Monday, May. 08, 1944
How to Puzzle Friends
With a month of solid achievement behind him, Big Ed Stettinius said so-long to his friends in London, climbed aboard a plane, headed south for Morocco. In minareted Marrakech, the Under Secretary of State met W. Averell Harriman, U.S. Ambassador to Moscow, and Robert Murphy, U.S. member of the Allied Advisory Council for Italy. To ex-Businessman Harriman, ex-Businessman Stettinius could give a businesslike report: in London he had pressured neutral traders with Germany (see p. 32), discussed armistice and postwar plans, sounded out the troublesome Poles and the dissatisfied French, unruffled British feathers, talked often and long with Soviet Ambassador to London Fedor Guseff. Presumably Ambassador Harriman would convey some of Under Secretary Stettinius' remarks to Joseph Stalin.

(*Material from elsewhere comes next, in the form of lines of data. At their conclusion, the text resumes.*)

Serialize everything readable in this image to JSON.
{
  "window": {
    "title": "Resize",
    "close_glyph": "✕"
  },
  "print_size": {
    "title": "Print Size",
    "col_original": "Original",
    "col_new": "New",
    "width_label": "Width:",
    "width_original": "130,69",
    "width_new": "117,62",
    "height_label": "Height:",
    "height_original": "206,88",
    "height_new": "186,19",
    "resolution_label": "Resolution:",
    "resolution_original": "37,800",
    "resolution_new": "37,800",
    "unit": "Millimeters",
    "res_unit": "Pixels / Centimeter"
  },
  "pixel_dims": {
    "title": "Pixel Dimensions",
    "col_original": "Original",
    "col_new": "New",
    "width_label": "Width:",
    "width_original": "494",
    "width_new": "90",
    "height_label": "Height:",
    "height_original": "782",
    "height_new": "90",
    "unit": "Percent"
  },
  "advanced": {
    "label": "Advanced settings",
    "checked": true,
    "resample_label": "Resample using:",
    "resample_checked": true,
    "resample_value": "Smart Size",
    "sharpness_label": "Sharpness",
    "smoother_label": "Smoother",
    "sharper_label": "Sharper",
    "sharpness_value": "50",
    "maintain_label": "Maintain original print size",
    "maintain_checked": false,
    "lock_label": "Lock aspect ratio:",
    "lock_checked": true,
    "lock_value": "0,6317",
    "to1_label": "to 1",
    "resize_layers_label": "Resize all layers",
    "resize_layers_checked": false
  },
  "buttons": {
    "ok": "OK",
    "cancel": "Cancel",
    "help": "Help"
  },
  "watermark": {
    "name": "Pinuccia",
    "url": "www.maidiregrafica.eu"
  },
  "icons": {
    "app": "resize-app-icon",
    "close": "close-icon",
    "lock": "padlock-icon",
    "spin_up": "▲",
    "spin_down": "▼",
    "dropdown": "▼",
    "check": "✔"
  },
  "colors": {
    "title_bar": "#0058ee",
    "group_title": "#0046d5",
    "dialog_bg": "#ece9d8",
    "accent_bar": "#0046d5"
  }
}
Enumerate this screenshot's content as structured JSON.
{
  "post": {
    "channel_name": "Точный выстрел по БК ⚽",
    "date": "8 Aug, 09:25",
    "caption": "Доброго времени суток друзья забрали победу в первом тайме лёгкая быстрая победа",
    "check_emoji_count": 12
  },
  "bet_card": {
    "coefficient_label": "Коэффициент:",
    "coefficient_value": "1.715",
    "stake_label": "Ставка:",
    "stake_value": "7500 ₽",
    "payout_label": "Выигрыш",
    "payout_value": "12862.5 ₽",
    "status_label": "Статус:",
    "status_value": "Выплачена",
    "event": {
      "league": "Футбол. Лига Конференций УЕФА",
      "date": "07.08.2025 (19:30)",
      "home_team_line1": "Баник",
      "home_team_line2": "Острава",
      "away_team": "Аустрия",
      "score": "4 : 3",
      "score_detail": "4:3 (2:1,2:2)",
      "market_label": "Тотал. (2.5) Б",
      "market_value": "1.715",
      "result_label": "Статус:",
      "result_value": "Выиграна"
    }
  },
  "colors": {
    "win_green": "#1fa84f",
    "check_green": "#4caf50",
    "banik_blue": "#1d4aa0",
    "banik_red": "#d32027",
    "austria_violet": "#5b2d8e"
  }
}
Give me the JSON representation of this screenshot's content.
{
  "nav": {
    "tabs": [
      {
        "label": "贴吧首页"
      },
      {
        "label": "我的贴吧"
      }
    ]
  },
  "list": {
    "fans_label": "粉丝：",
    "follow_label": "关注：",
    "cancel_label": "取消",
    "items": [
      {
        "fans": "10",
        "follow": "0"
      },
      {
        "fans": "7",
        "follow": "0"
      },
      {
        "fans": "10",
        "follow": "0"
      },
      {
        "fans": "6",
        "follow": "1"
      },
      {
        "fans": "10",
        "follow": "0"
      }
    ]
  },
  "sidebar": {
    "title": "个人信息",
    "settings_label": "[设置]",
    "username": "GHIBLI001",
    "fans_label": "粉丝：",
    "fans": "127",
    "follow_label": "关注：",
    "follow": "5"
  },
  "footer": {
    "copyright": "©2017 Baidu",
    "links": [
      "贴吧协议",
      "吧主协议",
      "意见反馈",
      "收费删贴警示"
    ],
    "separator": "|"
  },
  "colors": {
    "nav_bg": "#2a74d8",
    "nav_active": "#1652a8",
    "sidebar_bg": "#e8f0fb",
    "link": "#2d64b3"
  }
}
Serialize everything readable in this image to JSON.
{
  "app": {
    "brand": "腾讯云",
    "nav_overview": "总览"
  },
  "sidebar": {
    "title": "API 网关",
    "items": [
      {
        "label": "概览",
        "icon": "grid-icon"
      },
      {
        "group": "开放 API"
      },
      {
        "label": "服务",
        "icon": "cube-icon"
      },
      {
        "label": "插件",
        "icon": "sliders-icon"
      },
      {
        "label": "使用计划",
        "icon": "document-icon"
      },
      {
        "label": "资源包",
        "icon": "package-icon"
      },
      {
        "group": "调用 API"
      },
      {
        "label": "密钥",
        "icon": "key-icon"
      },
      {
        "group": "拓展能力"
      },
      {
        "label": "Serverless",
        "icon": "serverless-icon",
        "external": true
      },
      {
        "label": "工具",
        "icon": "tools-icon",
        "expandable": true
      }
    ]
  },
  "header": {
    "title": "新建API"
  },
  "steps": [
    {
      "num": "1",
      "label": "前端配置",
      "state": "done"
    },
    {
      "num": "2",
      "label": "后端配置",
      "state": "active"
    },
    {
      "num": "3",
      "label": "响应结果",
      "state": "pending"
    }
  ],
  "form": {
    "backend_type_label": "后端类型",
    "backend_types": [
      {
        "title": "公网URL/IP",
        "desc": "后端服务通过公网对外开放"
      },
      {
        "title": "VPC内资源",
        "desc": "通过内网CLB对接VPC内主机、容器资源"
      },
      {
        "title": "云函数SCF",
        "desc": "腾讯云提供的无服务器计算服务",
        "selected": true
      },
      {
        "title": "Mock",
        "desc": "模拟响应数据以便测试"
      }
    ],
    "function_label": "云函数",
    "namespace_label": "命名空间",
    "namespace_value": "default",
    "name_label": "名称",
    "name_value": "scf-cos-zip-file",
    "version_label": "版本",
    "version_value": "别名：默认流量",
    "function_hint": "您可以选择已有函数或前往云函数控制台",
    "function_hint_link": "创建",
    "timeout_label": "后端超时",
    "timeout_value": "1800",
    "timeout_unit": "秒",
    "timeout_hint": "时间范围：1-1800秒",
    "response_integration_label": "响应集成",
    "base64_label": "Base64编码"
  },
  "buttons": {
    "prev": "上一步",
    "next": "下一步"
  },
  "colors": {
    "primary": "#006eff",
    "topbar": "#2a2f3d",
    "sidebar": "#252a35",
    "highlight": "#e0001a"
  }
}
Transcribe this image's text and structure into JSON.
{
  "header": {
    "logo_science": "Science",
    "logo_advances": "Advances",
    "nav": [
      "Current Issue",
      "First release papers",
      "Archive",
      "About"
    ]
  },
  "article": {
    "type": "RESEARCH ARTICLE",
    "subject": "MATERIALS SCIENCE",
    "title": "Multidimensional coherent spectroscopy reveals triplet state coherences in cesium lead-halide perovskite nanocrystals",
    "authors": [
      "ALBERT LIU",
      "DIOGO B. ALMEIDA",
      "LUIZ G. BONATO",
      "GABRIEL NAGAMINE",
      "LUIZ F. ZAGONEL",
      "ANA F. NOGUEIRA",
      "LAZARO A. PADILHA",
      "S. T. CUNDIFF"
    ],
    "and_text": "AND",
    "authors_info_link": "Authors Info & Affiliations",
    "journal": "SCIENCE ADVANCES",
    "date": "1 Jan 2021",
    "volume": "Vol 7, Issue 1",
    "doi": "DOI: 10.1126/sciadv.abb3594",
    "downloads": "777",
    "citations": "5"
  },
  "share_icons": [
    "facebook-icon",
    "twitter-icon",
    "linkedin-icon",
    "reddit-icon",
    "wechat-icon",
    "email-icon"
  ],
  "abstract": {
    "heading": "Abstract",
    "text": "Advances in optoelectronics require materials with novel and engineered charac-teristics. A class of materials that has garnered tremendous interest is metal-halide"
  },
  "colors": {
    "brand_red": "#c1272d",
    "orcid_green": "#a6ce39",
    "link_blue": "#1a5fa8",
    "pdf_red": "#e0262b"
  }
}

Big Ed made ready to fly home from French Africa. Back in London the Sunday Observer thought that he could be "reasonably well-pleased" with the success of his friendly mission. But the Observer had a reservation about the Under Secretary's countrymen:
"Every report of the climate of United States opinion is of skepticism towards us and our intentions; and Mr. Churchill has gone back in favor because he has said that we no more intend to give up British bases or Imperial preference than they intend to give up American territory or high tariffs. Which end do we believe when the dog both growls and wags its tail? Does the tail wag the dog or not?"